Overnight Moody's Investors Service cut Ireland's sovereign debt rating to Aa2 from Aa1 because of what they say is the government's "gradual but significant loss of financial strength." Moody says that Ireland’s weakening debt affordability, lower economic growth prospects due to the severe downturn in the banking and real estate sectors, as well as liabilities from the bailout of the banking sector all contributed to the downgrade. At first oil broke on this news as it was feared that this downgrade might hit Europe and what is perceived as Eurozone stability. Yet oil came back as Moody's at the same time lifted the ratings outlook on Irish government debt to stable from negative and said that the risks are now evenly balanced at the new lower rating standard. Besides we all knew that Ireland was in danger of a downgrade in the first place.
Don’t cry over spilled milk but I guess you can cry over spilled oil. The latest oil spill is in China. Dow Jones reports that the Dalian Port Company has closed the port for clean-up operations after an oil pipeline explosion at its Xingang berths Friday caused what could be the largest oil spill in Chinese waters, an individual in the shipping industry said. The clean-up could take eight to 10 days, the Beijing-based individual told Dow Jones Newswires. However, a shipping agent in Singapore heard that the port could be re-opened in four to five days. "It could worsen port congestion and bring shipping rates up again," the person in Beijing said. In the meantime, port authorities are likely to divert seaborne carriers with cargoes of commodities including oil, iron ore and grains, to neighboring northern ports like Caofeidian and Qinhuangdao, he said.
Two storms brewing in the Atlantic will keep the market watching the weather. Two tropical waves, both with about a 20% chance of becoming a hurricane, may keep some of the aggressive bears at bay.

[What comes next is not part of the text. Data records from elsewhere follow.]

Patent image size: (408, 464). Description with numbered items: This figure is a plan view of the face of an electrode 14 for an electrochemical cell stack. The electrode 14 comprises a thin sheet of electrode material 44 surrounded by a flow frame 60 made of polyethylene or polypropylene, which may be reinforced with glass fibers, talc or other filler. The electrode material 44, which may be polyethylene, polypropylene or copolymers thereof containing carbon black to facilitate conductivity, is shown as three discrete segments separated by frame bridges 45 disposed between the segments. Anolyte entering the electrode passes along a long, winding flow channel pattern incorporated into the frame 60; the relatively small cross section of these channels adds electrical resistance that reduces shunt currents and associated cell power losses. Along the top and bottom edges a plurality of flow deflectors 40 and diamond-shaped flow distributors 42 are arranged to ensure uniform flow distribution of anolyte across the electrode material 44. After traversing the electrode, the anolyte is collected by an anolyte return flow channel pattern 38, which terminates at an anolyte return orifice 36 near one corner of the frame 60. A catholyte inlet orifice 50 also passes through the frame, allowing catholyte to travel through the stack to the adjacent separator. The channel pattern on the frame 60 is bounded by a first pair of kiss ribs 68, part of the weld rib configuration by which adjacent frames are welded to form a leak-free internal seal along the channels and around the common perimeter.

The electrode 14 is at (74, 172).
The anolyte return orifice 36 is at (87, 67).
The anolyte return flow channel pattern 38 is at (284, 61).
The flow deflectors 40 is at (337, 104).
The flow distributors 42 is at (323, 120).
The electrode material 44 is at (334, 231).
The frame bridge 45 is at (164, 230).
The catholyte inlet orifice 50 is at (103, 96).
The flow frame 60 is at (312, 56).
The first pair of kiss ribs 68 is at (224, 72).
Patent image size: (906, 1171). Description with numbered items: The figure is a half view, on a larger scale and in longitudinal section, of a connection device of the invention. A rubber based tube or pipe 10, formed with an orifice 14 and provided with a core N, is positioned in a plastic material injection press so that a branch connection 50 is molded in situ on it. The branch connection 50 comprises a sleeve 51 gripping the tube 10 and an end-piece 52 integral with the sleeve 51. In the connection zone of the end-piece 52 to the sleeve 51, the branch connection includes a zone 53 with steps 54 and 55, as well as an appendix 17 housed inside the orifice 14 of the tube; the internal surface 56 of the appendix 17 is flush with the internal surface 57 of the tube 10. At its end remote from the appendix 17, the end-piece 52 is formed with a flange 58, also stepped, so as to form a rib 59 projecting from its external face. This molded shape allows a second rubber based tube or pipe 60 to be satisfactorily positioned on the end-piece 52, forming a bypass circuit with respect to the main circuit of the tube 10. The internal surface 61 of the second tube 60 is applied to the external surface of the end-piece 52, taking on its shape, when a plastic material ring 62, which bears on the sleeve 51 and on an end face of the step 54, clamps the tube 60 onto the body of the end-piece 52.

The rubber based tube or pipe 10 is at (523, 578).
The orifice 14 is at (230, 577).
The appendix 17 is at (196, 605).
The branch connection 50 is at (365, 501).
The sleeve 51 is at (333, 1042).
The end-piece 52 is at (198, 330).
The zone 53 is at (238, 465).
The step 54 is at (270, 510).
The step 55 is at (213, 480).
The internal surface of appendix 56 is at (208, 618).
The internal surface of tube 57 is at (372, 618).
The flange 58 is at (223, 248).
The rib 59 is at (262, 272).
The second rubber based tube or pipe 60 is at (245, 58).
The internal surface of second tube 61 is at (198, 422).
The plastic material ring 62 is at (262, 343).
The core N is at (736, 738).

Climate at a price Bloomberg News reports that “Proposed Senate legislation to limit greenhouse gases from power plants, refineries and factories would cut U.S. gross domestic product by $452 billion, or 0.2%, between 2013 and 2035, the Energy Information Agency. A cap-and-trade program for greenhouse gases, “increases the cost of using energy, which cuts real economic output, reduces purchasing power, and lowers aggregate demand for goods and services,” the agency said in a report on legislation released May 12 by Senators John Kerry and Joseph Lieberman. The legislation, which aims to cut the greenhouse gases scientists have linked to global warming 17% from the 2005 level by 2020, would cost the average household $206 a year, the EIA said in the report. Kerry, a Massachusetts Democrat, and Lieberman, a Connecticut Independent, are working on a scaled-back proposal that targets pollution from power plants. Senate Majority Leader Harry Reid, a Nevada Democrat, has said he wants to include a carbon-cutting program for power plants in energy legislation to be debated the week of July 26. Under cap-and-trade, the government issues a declining number of carbon dioxide allowances which companies can buy and sell. Allowances carrying the right to release one metric ton of carbon dioxide into the atmosphere would cost $32 each by 2020 under Kerry and Lieberman’s May proposal, called the American Power Act, the EIA said. Hang onto your wallets.